Let me take a step back. So, Melancholia tells the story of Ji Yoon-soo (Im Soo Jung), a mathematics teacher at the prestigious private Ahseong High School, which is also a hotbed of corruptions. She is good-natured on the outside, but gets dogged and stubborn once she makes up her mind about something. Extremely passionate about math, she is a teacher who encourages her students to find their own answers. At the school, she meets Baek Seung-yoo (Lee Do Hyun), a troubled student who, despite being at the bottom of his class, is a brilliant student with an excellent mathematical potential in math, and decides to mentor him. With her attention and interactions with him, Seung-yoo's grades start getting better, becoming the number one student in his class.


Baek Seung-yoo is a teenager enrolled in Ahseong High.
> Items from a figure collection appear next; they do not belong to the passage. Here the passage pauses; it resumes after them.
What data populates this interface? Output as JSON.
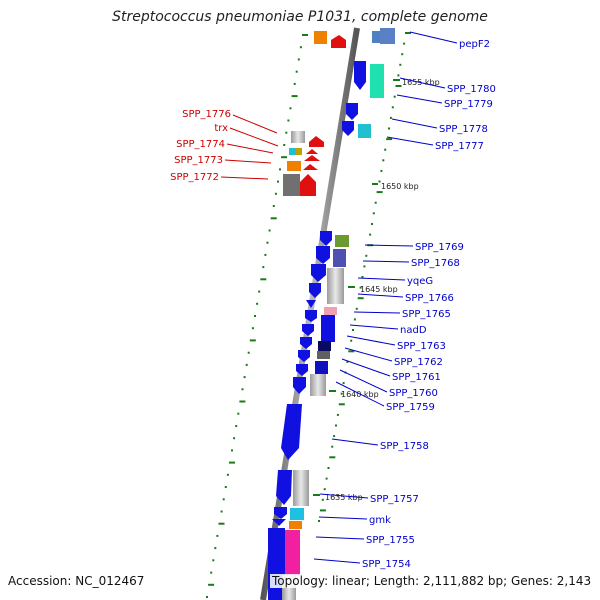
{
  "title": "Streptococcus pneumoniae P1031, complete genome",
  "accession": "Accession: NC_012467",
  "topology": "Topology: linear; Length: 2,111,882 bp; Genes: 2,143",
  "kbp_ticks": [
    "1655 kbp",
    "1650 kbp",
    "1645 kbp",
    "1640 kbp",
    "1635 kbp"
  ],
  "right_genes": [
    "pepF2",
    "SPP_1780",
    "SPP_1779",
    "SPP_1778",
    "SPP_1777",
    "SPP_1769",
    "SPP_1768",
    "yqeG",
    "SPP_1766",
    "SPP_1765",
    "nadD",
    "SPP_1763",
    "SPP_1762",
    "SPP_1761",
    "SPP_1760",
    "SPP_1759",
    "SPP_1758",
    "SPP_1757",
    "gmk",
    "SPP_1755",
    "SPP_1754"
  ],
  "left_genes": [
    "SPP_1776",
    "trx",
    "SPP_1774",
    "SPP_1773",
    "SPP_1772"
  ],
  "colors": {
    "forward": "#1010e0",
    "highlight": "#e01010",
    "right_label": "#0000cc",
    "left_label": "#cc0000",
    "backbone": "#777777",
    "tick": "#1a7a1a"
  }
}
He rarely speaks unless spoken to, he keeps to himself. He does however have a keen interest in photography. He has no friends at school, nor is he interested in making friends. He is a teenager with a shocking past that he tries to keep hidden. When he was a child, he won many mathematical Olympiads. When he was 10 years old, he entered the Massachusetts Institute of Technology in the US, but suddenly disappeared at the age of twelve.


I wonder what happened to Seung-yoo when he was 12 years old to have him so panicked, but not only that, be fearful of his brilliant mind. But more, why does his family appear clueless to his pain, or are they? There is something wrong about his father; why did they change his name? I have so many questions, I know the answers will come with time, but there is so much waiting to go wrong, and all because a few people cannot accept that ordinary people can be smarter than rich people. The competition and intense pressure parents create on their children is unbearable to watch.


Despite it only being the opening week, I didn't get the impression that Ji Yoon-soo harbored romantic feelings towards Seung-yoo. I believe her interest in him was purely academic. A teacher who saw a potential in her student and wanted to grow that potential by giving him the needed attention. But for some reason, the attention and interactions she gives him as her student gets misconstrued, and a malicious rumor starts circulating that Ji Yoon-soo seduced Seung-yoo into a sexual relationship.


Despite me not understanding how anyone would want to cause such horrendous harm to another human being, I recognize that sometimes the pressure to be perceived as better in high society leads some people to believe they are better than others and want that widely known regardless of the cost. So in that sense, I can visualize how teenagers can let jealousy over rule them, especially in a rich school and among rich, pertinence-parents, students, and teachers alike.


Whoever said pretentious people are like cross-stitch pieces, they look fine and pretty at the front, but twisted and messed up at the back wasn't lying. I wasn't sure if I could stomach that kind of behavior, but the hope for an opportunity for both students and teachers to right the wrong done to them won me over. I am after all a sucker for the underdogs. As much as I dread the ugliness, I look forward to the satisfaction that will come with the truth. That to be a South Korean child ultimately is not about freedom, personal choice or happiness; it is about production, performance and obedience. The idea that success is most important, no matter the cost


Everything from the overzealous parents and highly authoritarian teachers, coupled with a leviathan private industry that treats education and children as commodities, is basically a form of assault, borderline child abuse. And that is why I am glad that a drama like Melancholia brings awareness to the conviction that academic success is paramount for a successful life. There is no disputing academic success is a plus in life, but it shouldn't define or control what success is supposed to look like, because being mentally healthy far outweighs feeling successful, yet melancholy.